つまり、いま一番マギの治癒に適している場所は―――――――
「ダンジョンで覚醒を待ちます、ってか。
―――――強ぇ女性だわ、ホント」
ぼそ、っと思わず声が漏れた。本当、惚れがいのある、かっこいい女性だ。マギがうらやましい。
――――二人を残し、動ける自分が救助者を連れて先に戻る。
全員でダンジョンへ残ってマギさんの覚醒を待つは確実だが、救助者がもたない。
ソルが残り、エマさんが救助者を脱出させようとしても、移動しながら救助者を守りつつ、なんてのは、非戦闘員の彼女には無理がある。

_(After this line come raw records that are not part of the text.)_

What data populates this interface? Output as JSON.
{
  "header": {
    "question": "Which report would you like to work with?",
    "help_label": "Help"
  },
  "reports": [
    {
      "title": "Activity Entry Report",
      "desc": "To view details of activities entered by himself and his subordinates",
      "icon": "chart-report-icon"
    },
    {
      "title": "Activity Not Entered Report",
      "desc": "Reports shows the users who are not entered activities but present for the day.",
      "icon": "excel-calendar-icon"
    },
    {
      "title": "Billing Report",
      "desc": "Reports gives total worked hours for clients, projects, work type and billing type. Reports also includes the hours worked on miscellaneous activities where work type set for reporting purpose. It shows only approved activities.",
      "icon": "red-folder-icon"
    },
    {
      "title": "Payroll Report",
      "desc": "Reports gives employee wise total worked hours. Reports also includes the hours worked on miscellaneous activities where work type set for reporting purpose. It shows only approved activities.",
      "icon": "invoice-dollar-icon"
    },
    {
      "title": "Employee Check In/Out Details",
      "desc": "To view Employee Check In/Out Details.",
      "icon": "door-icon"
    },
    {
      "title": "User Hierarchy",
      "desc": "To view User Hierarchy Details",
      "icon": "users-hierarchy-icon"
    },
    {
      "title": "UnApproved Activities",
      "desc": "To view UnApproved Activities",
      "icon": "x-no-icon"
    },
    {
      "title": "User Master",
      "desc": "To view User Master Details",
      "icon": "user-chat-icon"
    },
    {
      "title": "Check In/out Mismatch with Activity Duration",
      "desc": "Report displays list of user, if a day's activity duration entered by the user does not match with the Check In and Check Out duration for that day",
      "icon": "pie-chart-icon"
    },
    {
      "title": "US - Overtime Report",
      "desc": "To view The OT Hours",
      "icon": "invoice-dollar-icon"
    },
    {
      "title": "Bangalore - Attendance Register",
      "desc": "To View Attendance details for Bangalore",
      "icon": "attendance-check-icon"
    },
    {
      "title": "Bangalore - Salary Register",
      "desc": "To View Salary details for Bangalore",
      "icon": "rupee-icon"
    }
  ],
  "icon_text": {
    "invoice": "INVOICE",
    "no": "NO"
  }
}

『ゲートのおかげで、防衛戦には多少、覚えがありますので』
と言っていた、涙の跡が残る、凛々しい顔がまだ頭に残っている。
となれば、一か八か、ではあるが。
成功すれば、負傷者二人を抱えて地上へ戻るより、ずっと生存率が高くなる。
・・・もちろん、自分が救助者の救出を完了できたなら、だが。
「・・・戻ってきてくださいよ、絶対。意外とあの店、居心地いいんすから」
たかだか数日ほどの自分だが、学ぶことも多く、気を使わない楽な空間。
そんなあの店を、失いたくはなかった。
もちろん。自分も無事に帰りたい。
「さーーーて!救助者さんよ。すいませんけど、頑張って生きてくださいね!速度あげて・・・・いきますよぉ!!」
前方へ火薬の詰まったボールを転がす。すかさずスイッチで火をつけ、衝撃が発生。
・・・・・複数たむろしていた人形の足部分が吹き飛び、動きを鈍らせた。
その横を、精いっぱいの速度で駆け抜ける。背中の悲鳴にはもう気を使ってられない!
―――――――倒すよりも、通り抜けること優先!救助者の命が続くうちに、とっとと脱出せねば。
(ま・・・・療養所についたところで、治癒の痛みが待ってはいますがね)
背中の救助者のうめきを聞きながら、そんなことを考えた。
あそこが一番の山場かもしれんなぁ。生きるってのは大変だ。